One final thought to touch on; it’s not really worth it’s own spot since it was covered very well by Face Off Circle.  A few weeks ago, Reto Berra scored a goal in an AHL game and then went to celebrate by high-fiving everyone on his bench.  Unsurprisingly, the outrage that followed was a predictable old argument: this celebration was classless and players shouldn’t be involved in that type of behaviour, especially in their opponents building.  Face Off Circle covers why this old hockey mentality needs to change and why it is coddling of players.

  • acg5151

    Nothing new here.

    Canucks really should deal most of the vets if the return is fair. Higgins and Hansen should definitely go. Richardson is another guy that can move along. You won’t get a ton for those guys but we’re not going anywhere with them so get something while you can. Moving them may also open up room for some youth to move up.

    I also thought Horvat should have stayed in junior but now that he’s here, so be it. He is learning the game and the development has started. Look at any NHL star – most of them didn’t light it up soon after their debut. Also, it seems like coach D, and the Canucks, slowly develop their players. Look at how many times they brought up Corrado and Sanguenetti just to have them practice and be emergency replacements.

    Slow development is fine but they should give Bo some prime minutes soon. It’d be great to see some moves happen.

    The final hope is to see management convince Hamhuis and Burrows to allow for a trade. Hammer can get you a big return and Burr would get you something decent (even better return if the Nucks ate some of that contract).

  • Fred-65

    Here’s the problem with cherry picking players Vcr don’t want to trade….neither does any one else !

    With the arrival of Clendenning Vcr now has a surplus of RH defesemen….5 on the roster. That may have some value. I think they want to see what this kid has and then maybe trade a surplus D and if you really want some thing good back you best be ready to give up a good player, maybe a one that has trouble reaching an agreement the last 2 season with management. As much I like Tanev, Clendenning pans out it might be the end of Tanev’s day here. When you think about it he is a great defensive player but he adds zero to offense It’s a no loose situation if they keep tanev most will give a sigh of relief if they trade him they should be bringing in a quality forward for him. Maybe Tanev has the same agent as TO’s Fransen who I heard was asking to US$7 million per season.

    Any one else heard any thing about Dorsett wanting to retrun to Columbus ( I believe his wifes home town ) that would be a big loss IMO.

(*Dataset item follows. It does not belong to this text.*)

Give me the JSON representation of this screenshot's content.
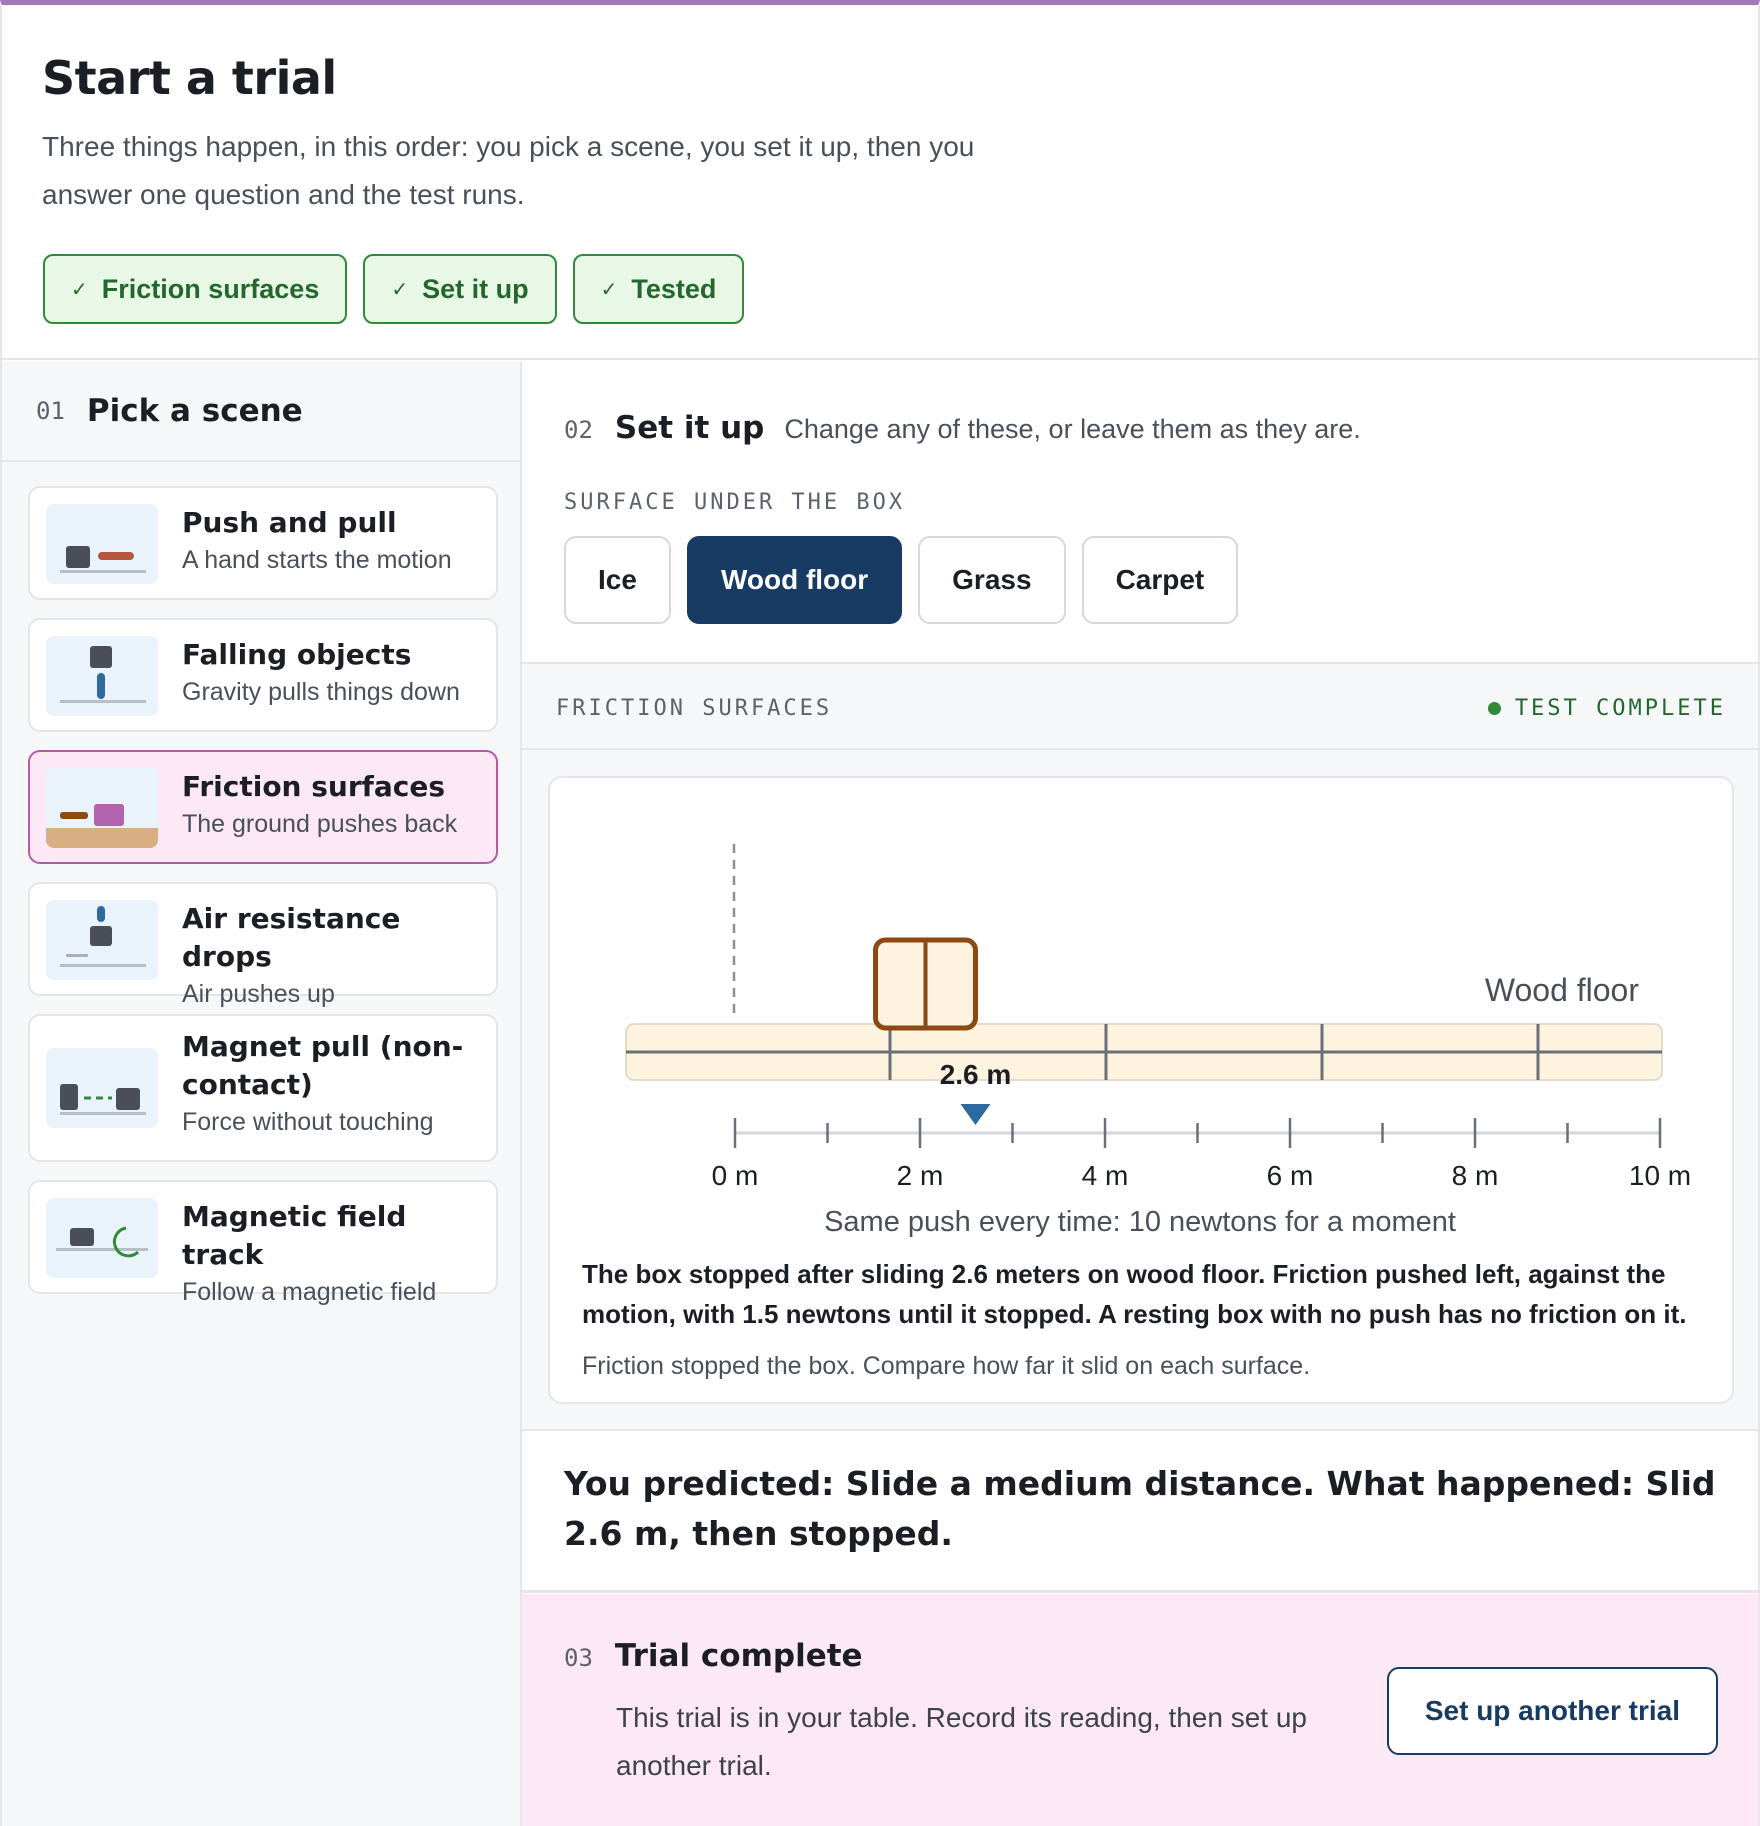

    I understand Kassian is eratic to say the least but it’s hard not notice Canuck management are maybe as much to blame for the current situation. If they do move him it’s hard to imagine what he’ll bring as a eratic young player or as a potential power forward. All in the eyes of the beholder I guess.

    I know stats and analytics are the new God of hockey now and this site does a lot of it. But it’s hard not to watch Matthius play the game like he has recently and show nothing for it stats wise without realizing stats may be good but they don’t tell the whole story

  • Fred-65

    So you think Clendenning (replacement-level player) will make Tanev (top-pairing defenseman) expendable? Sorry, but you just discredited the whole rest of your post.

    Tanev now is basically the player Hamhuis was in Nashville. We made a mistake by not locking him up longterm and forcing him to endure 2 different “1 year audition” contracts under 2 sets of management.

    Tanev is actually an elite top pairing defensive defenseman in the league, as proven by fancy stats on this site and elsewhere.